De zaak waarin de rechter uitspraak deed, gaat over een cliënt met een indicatie voor hulp bij het huishouden van vijf uur per week op grond van de Wmo 2007. De gemeente Lochem bepaalde na de invoering van de Wmo 2015 dat de cliënt gebruik kan maken van ‘de algemeen gebruikelijke voorziening hulp bij het huishouden’ en daarom niet langer is aangewezen op een maatwerkvoorziening. De gemeente beargumenteerde dat door te zeggen dat in de Wmo 2015 niet langer de concrete voorziening hulp bij het huishouden genoemd wordt.
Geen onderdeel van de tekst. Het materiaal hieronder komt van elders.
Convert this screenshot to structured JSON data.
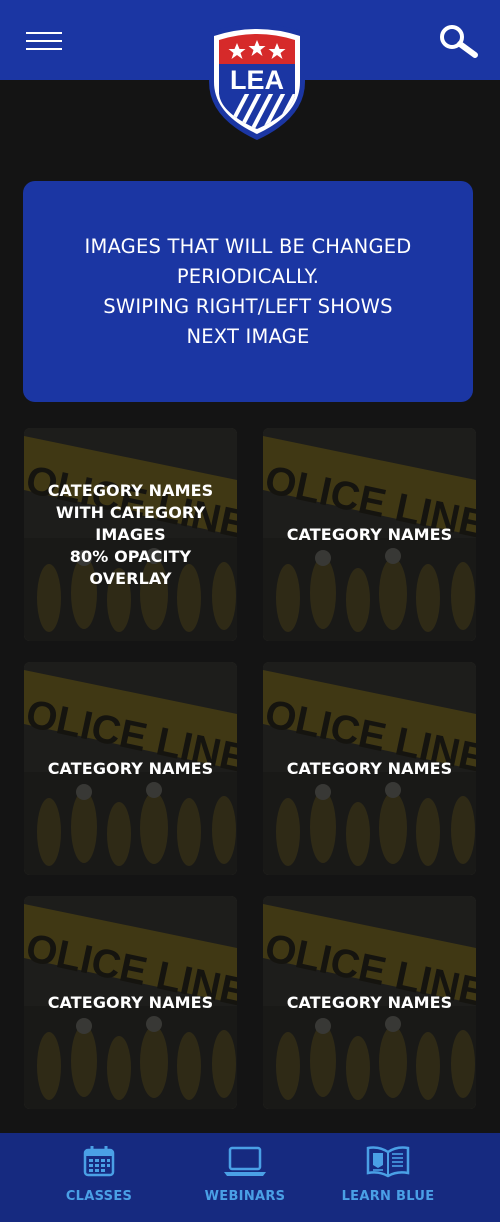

Maatschappelijke ondersteuning
De rechter is het niet eens met de redenering van de gemeente en stelt dat hulp bij het huishouden valt onder het begrip maatschappelijke ondersteuning en dus valt onder de door de wetgever aan verweerder gegeven opdracht in de Wmo 2015. De nieuwe Wmo is gericht op het zo lang mogelijk zelfstandig houden van burgers. ‘Indien de cliënt niet zelf zijn huis schoon kan houden, dient de voorziening hulp bij het huishouden hem in staat te stellen om alsnog zo lang mogelijk in zijn eigen leefomgeving te blijven door zijn huis schoon te houden’, stelt de rechter. Daarnaast merkt de rechter op dat staatssecretaris Van Rijn in een kwartaalbrief stelt dat huishoudelijke hulp expliciet onderdeel is van de Wmo 2015.
Algemene voorziening
Lochem noemt verder huishoudelijke hulp een algemeen gebruikelijke voorziening voor de cliënt, maar ook deze redenatie volgt de rechter niet. ‘De rechtbank acht van belang dat de hulp bij het huishouden, met de indicatie deze zoals voor eiseres is vastgesteld, het enige middel is om haar beperkingen bij het schoonmaken van haar huis op te heffen en dat dit feit enkel en alleen de reden voor eiseres vormt om van de hulp bij het huishouden gebruik te maken. Bovendien, hoewel op zichzelf niet doorslaggevend, komt daar nog bij dat de omvang, alsmede het structurele karakter, van de hulp bij het huishouden betekenen dat de kosten hiervan niet tot het gangbare bestedingspatroon van eiseres behoren.’
Uitspraak
De rechtbank stelt de cliënt in het gelijk. De cliënt behoudt daardoor, tot het einde van haar indicatie op 6 september 2017, haar recht op hulp bij het huishouden van vijf uur per week. In ieder geval.